TORONTO — When Clement Virgo saw the video of a white police officer pressing his knee on a Black man’s neck, he recognized the image immediately.
The visual horror of George Floyd’s death is seared into our collective consciousness, the Canadian director says, because it’s symbolic of a hateful, ongoing history.
“That’s not the first time that image has occurred,” said Virgo. “It’s happened since slavery all the way through today, where voices of individuals were suppressed with a knee on the neck.”
Virgo predicts that past and present racist violence will shape the way viewers see his 2015 miniseries, “The Book of Negroes,” when it returns to CBC for a three-part encore broadcast from Sunday to Tuesday.
Based on Canadian author Lawrence Hill’s acclaimed novel, the six-episode epic follows Aminata Diallo, played by Aunjanue Ellis, from her abduction from her West African village as a child, through her lifelong struggle to escape enslavement in the U.S. and return home.
Revisiting the show, Virgo said he was struck by the modern parallels to our current reckoning with systemic racism.
“We’re in a climate now where the dominant conversation is around how do we reconcile our history, and how do we move forward in the future,” said Virgo, 54.
“What is the most equitable way to recognize that history and to acknowledge that there has been suffering and that there has been pain?”
Before reading “The Book of Negroes,” the Toronto-based filmmaker said he had to overcome his own resistance to the idea of telling a so-called “slave story.”
But at the urging of jazz singer Molly Johnson, he decided to give the book a shot. In it, he found a female-led adventure, a love story and an unknown history that echoed his own.
Raised in Jamaica amid the political violence of the 1970s, Virgo’s family immigrated to Canada when he was 11. He said he related to Aminata’s emotional journey of being uprooted from home, and striving to find her place in a new world.
Virgo said he initially planned to adapt “The Book of Negroes” as a film, but despite the 2007 novel being an international hit, he struggled to find financing.
CBC was first to come on board, he said, and partnered with American channel Black Entertainment Television to develop the script into a miniseries.
Big-name actors such as Cuba Gooding Jr. and Louis Gossett Jr. signed on to star in the project. The shoot proved to be as sprawling as its source material, filming on locations from South Africa to Nova Scotia.
As a director, Virgo said he had to be mindful about how to depict the brutal violence of slavery in a way that honoured its painful history without veering into traumatization, particularly given that he was working with Canadian child actress Shailyn Pierre-Dixon for the first episode.
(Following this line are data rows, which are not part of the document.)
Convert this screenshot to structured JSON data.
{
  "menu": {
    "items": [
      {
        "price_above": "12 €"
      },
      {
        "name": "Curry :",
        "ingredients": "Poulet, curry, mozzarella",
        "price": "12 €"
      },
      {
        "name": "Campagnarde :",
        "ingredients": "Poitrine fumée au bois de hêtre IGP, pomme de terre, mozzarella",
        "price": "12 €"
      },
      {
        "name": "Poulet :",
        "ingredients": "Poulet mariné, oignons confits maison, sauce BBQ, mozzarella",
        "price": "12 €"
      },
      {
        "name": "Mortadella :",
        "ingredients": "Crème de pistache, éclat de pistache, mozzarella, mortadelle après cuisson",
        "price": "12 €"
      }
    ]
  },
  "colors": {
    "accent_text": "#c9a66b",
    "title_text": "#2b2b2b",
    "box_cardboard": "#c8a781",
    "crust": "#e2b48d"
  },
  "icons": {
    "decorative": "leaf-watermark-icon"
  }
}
“I don’t want to present a catalogue of horrors to the audience, but I want them to psychologically and emotionally feel and identify and recognize the injustice,” he said.
“It’s not so much about seeing the violence … but feeling that pain.”
While it was a long road to wrapping production, Virgo said when his mother saw the series, she reminded him why it was all worth it.
“She said, ‘That’s why I immigrated to Canada, so you could make this series,'” Virgo recalled.
“It was one of the most satisfying experiences of my life.”
“The Book of Negroes” draws its title from a real historical record of 3,000 Black refugees, many of them former slaves, who were resettled in Nova Scotia after siding with the British during the American Revolutionary War.
Virgo said he’d like to see more of Canada’s Black history shown onscreen.
Working across the border, Virgo said there’s a stronger sense that stories of Black struggle and survival are part of U.S. identity. Here, he said, entertainment executives pay lip service to increasing diversity, but often treat projects led by people of colour as “charity work.”
“(Black) history is not a separate history. It’s integral and integrated into the fabric of Canada,” he said.
“I’m hoping that in Canada, it becomes a part of our ecosystem. That it’s not just an afterthought.”
The first instalment of the “The Book of Negroes” airs on CBC on Sunday. It’ll be preceded by a one-hour TV special, “Being Black in Canada,” featuring interviews with Virgo, Hill and some of the show’s stars.
The broadcast is part of CBC’s special programming in honour of Emancipation Day on Aug. 1, the anniversary of the abolition of slavery across the British Empire.